Reactive Motion Generation via Phase-varying Neural Potential Functions

A team of researchers from EPFL, University College London, and KTH Royal Institute of Technology has developed Phase-varying Neural Potential Functions (PNPF), a novel framework for learning robot motions from demonstrations. Published in IEEE Robotics and Automation Letters, PNPF addresses a persistent challenge in robotics: generating stable, reactive motions for tasks where trajectories intersect, such as drawing a figure-8 or complex assembly sequences. Traditional dynamical systems (DS) methods struggle with these scenarios because first-order models require a unique velocity for each state, while second-order models using velocity to disambiguate direction become brittle near intersections. Phase-based methods, which rely on open-loop time, fail to recover after perturbations.

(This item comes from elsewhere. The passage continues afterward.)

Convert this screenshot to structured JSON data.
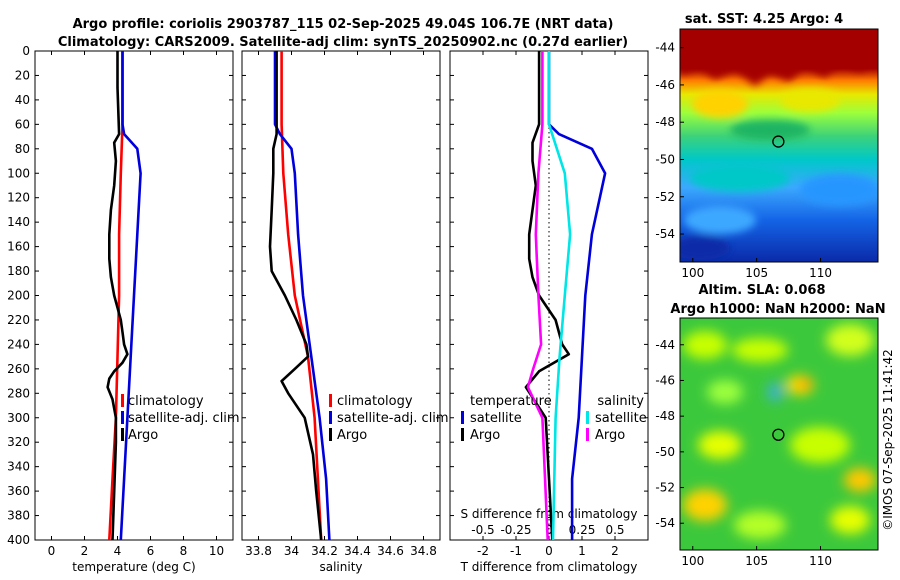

PNPF solves this by conditioning a learned potential function on a phase variable that is dynamically estimated from the robot's state progression, rather than from a fixed temporal schedule. This allows the system to handle state revisits naturally—the robot knows where it is in a task based on its actual progress, not just time. The learned potential function generates local vector fields that provide both stability and reactivity, enabling the robot to recover from external disturbances (like a human pushing its arm) without needing explicit replanning. In experiments, PNPF generalized effectively across point-to-point, periodic, and full 6D motion tasks, and significantly outperformed existing baselines on trajectories with intersections, demonstrating real-time robotic manipulation under real-world disturbances.